His interest in clouds, in the convective movement of water vapor within them and in lightning took him to Ji Parana near Brazil’s border with Bolivia earlier this year to serve as principal investigator for a complex measurement of Amazonian rainfall, storms and convection and their role in global climate.
The 100-member team led by Rutledge performed a "ground truth check"–a literal confirmation of data provided by a joint Japanese-American satellite, part of the Tropical Rainfall Measuring Mission launched in late 1997. The North and South American members of the expedition used sophisticated, ground-based radars; high-flying planes; and other instrumentation to verify and calibrate readings from the satellite.

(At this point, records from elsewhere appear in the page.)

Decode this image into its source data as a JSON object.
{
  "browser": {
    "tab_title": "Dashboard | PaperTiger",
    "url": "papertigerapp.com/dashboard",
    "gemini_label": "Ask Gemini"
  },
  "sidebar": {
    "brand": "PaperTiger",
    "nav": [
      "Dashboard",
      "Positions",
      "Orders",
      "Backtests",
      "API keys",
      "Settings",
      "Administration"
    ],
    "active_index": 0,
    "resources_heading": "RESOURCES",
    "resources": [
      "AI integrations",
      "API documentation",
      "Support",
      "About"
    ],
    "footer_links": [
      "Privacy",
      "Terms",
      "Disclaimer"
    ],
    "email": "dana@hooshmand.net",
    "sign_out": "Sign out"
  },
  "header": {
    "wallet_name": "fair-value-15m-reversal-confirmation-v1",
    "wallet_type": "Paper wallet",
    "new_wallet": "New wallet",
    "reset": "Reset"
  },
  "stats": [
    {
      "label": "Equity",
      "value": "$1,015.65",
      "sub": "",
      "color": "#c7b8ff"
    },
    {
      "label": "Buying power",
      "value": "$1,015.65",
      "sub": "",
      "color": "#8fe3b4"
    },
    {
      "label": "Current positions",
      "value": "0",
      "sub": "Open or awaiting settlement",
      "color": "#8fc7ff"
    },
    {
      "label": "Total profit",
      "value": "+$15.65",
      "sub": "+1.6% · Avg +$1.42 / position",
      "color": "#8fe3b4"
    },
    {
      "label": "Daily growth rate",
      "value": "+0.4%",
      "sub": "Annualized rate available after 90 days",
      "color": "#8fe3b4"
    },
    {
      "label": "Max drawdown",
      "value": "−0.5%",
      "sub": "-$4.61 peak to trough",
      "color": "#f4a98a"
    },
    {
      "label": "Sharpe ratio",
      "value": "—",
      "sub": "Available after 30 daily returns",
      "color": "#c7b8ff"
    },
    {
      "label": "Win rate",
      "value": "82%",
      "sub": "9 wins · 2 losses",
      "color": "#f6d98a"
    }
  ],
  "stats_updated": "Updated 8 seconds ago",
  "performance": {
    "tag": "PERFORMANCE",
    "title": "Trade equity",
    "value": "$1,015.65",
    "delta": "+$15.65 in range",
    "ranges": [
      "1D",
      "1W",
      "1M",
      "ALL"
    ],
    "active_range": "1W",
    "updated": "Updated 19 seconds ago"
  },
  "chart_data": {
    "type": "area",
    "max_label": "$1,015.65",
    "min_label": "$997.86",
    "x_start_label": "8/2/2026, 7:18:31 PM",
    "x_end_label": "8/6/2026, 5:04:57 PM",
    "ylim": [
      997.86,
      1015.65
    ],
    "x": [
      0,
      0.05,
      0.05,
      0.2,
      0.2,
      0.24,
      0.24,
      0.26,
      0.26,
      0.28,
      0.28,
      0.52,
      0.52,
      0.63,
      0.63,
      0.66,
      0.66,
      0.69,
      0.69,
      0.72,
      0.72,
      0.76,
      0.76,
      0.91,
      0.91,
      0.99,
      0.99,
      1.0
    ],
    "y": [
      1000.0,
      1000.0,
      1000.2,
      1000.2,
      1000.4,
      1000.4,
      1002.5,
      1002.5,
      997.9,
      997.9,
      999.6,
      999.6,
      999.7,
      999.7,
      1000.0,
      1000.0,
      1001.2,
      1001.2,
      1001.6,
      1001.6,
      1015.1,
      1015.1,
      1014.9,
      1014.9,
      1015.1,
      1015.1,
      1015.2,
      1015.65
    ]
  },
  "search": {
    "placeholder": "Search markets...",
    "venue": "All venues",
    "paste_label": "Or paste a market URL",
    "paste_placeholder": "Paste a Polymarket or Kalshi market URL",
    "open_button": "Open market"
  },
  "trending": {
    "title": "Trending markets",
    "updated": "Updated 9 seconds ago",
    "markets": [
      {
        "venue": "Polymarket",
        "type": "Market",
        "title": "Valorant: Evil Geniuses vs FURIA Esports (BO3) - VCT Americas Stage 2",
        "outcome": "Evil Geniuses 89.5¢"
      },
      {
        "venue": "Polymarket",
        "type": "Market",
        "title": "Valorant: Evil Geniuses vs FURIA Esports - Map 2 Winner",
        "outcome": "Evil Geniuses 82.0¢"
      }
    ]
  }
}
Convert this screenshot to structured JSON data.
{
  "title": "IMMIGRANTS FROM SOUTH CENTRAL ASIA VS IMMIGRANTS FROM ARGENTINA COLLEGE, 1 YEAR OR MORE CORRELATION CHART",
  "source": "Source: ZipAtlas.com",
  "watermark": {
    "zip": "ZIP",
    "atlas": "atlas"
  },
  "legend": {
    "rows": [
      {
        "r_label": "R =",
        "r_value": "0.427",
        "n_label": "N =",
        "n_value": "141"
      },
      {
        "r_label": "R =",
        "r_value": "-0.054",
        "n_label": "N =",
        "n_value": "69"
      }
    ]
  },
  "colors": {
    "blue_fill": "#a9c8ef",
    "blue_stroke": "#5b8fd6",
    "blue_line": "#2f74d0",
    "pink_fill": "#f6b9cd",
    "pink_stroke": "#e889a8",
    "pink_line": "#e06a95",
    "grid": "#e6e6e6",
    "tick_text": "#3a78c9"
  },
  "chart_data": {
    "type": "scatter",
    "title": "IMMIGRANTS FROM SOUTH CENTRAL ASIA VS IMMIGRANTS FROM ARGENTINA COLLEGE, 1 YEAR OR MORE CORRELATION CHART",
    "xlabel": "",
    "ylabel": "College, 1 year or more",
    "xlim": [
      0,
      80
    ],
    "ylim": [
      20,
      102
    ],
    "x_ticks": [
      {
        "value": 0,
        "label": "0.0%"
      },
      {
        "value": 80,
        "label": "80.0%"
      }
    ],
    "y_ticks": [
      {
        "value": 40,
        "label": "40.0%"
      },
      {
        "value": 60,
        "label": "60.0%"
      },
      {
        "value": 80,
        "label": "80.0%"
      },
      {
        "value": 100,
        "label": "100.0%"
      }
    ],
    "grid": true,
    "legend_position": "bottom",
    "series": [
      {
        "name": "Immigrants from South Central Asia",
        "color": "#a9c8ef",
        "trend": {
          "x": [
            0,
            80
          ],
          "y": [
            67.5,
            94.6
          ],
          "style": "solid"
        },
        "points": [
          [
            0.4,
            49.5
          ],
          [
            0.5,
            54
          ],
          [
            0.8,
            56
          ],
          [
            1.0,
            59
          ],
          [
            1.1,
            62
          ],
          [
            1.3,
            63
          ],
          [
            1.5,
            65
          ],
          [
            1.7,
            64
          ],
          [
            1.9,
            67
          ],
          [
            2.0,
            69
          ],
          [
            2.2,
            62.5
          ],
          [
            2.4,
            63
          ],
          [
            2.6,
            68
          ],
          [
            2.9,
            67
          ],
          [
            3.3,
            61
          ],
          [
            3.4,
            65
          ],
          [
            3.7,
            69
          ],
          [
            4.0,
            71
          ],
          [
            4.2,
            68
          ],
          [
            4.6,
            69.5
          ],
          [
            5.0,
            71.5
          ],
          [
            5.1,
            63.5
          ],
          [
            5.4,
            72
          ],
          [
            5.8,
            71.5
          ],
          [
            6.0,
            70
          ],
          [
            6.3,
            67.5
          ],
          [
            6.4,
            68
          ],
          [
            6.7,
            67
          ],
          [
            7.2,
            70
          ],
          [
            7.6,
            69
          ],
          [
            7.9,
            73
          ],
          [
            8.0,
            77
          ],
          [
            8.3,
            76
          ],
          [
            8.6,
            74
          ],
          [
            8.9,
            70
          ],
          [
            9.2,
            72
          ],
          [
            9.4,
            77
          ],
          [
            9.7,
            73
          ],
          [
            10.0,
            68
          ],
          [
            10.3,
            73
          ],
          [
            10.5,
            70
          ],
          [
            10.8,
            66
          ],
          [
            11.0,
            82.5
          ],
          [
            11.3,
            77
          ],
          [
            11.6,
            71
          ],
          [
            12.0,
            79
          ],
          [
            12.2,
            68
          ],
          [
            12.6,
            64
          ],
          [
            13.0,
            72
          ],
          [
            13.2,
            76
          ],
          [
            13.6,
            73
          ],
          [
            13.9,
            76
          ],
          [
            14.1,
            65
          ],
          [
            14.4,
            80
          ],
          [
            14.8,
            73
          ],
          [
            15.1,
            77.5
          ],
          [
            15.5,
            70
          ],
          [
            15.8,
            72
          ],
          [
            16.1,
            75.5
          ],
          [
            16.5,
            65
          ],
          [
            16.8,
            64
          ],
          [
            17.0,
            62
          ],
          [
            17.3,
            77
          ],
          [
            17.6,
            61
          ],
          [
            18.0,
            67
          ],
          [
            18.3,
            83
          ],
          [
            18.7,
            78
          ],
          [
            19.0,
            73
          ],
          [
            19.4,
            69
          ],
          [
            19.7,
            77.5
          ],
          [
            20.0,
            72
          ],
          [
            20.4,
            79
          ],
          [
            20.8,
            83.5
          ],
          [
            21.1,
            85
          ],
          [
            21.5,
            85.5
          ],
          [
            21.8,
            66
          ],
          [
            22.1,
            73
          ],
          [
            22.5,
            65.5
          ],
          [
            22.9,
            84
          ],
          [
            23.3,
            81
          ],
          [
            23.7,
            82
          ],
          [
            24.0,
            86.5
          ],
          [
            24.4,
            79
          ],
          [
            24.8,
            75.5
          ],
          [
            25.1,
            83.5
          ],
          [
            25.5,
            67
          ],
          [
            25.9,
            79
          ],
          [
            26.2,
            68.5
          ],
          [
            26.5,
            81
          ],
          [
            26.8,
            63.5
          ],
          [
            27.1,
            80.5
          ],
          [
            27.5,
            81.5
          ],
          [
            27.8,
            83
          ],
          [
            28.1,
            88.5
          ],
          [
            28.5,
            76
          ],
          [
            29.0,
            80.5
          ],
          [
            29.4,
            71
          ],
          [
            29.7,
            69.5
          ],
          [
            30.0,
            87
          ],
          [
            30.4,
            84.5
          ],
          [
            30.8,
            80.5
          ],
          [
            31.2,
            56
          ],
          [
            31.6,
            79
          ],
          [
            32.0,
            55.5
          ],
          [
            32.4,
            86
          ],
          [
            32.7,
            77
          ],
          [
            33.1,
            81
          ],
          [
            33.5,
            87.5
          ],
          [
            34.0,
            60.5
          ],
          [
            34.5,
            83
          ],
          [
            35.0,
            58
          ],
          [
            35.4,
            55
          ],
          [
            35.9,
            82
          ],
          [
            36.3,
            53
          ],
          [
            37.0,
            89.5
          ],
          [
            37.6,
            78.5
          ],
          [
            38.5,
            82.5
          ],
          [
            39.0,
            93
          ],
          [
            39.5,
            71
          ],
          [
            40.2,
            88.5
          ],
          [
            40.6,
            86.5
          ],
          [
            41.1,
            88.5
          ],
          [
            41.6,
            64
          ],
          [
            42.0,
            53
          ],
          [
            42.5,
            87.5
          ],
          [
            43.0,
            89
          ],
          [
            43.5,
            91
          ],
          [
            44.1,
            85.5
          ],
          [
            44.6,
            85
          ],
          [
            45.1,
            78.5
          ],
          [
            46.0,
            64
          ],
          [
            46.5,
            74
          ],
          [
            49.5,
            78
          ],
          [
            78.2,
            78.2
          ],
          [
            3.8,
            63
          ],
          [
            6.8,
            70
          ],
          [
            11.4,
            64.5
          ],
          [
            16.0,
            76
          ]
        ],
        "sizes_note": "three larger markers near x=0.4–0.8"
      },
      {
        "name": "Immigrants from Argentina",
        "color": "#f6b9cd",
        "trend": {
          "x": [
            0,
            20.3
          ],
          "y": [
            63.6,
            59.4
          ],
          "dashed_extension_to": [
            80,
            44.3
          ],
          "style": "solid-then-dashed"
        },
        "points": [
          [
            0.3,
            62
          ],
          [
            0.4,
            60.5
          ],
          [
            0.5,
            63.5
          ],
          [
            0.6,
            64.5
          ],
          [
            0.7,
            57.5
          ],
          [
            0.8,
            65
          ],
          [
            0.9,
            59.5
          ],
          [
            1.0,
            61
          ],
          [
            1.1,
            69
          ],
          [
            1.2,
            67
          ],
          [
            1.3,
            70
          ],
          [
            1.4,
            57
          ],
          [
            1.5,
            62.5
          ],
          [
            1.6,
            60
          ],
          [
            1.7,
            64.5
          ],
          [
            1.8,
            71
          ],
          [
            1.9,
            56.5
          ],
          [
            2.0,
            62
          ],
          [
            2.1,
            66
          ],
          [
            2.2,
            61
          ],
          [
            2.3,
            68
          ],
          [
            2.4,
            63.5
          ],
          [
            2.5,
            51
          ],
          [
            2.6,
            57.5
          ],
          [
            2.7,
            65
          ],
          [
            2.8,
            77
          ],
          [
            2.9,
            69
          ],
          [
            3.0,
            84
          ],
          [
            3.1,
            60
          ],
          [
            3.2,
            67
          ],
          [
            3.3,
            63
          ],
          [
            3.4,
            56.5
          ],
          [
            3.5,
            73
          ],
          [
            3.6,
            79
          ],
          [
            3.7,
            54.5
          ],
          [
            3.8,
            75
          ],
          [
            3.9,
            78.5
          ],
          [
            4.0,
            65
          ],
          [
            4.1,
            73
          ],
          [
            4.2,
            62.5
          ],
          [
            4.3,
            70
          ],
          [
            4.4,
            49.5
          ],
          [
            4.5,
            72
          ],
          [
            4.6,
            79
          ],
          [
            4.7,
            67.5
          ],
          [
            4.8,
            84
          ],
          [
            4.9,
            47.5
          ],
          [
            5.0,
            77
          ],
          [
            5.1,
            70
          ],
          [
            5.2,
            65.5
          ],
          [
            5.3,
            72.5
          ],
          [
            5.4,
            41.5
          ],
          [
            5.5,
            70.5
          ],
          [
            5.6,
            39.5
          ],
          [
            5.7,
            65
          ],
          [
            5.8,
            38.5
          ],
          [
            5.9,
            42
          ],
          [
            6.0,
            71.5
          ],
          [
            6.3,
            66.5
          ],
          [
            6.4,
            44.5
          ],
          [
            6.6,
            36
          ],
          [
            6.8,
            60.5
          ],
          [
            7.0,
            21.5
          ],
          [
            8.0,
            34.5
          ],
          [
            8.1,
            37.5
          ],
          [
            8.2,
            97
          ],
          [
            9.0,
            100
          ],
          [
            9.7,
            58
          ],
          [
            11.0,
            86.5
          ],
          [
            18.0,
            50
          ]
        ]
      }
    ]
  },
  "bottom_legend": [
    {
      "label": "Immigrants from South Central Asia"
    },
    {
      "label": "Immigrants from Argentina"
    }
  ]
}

"This was the very first time we’ve ever had a project of this magnitude in tropical South America," Rutledge said. "We have been involved in programs to study convection and rainfall in the Western Pacific and in tropical North Australia, but studying the Amazonian convection was an unprecedented opportunity for all involved. These areas are among the main regions of convection in the world, and they are the driving engines of global atmospheric circulation systems.
"Understanding tropical convection is necessary to understand the role clouds play in global climate change, for example."
The researchers found unusual characteristics in Amazonian weather. Some storms in the region resemble those on the Great Plains of North America, producing lots of lightning. Others, usually later in the season, generated little lightning but resembled monsoons, dumping as much as five inches of rain per day on the Amazon rainforest.
In terms of generating data, according to Rutledge, the expedition’s results were so impressive and extensive that "we’ll be analyzing data in bits and pieces for a decade."
Rutledge also serves as scientific director of the CHILL Doppler radar installations, with sites near Greeley, Colo., and in the Pawnee National Grasslands near the state’s northern border. CHILL (the name represents the two universities, Chicago and Illinois, that developed it) tracks storms, lightning and convective activity within storm cells that develop east of the Rockies.
CHILL, which because of its technical superiority can differentiate between rain and hail, is used for basic research and to train electrical engineering and atmospheric sciences students in the use of radar. Working with the National Weather Service, Rutledge and the CHILL staff are developing techniques to help the forecasters warn of potentially heavy rains and large hail.
Rutledge earned a bachelor’s degree in physics from the University of Missouri in 1978 and a doctorate in atmospheric science from the University of Washington in 1983. He taught at Oregon State University before joining Colorado State in 1988.
He will oversee a department with some 200 faculty, staff, researchers and graduate students who investigate such areas as atmospheric chemistry and environmental quality; global, regional and local climate; radiation and remote sensing; regional and local scale analysis and modeling; tropical and marine meteorology; and water resources and the hydrologic cycle.
The department has been designated a Colorado State Program of Research and Scholarly Excellence and conducts $8 million of federally sponsored research annually. The department also works closely with the Cooperative Institute for Research in the Atmosphere, which conducts a variety of weather and climate-related research. Rutledge is a fellow of the institute.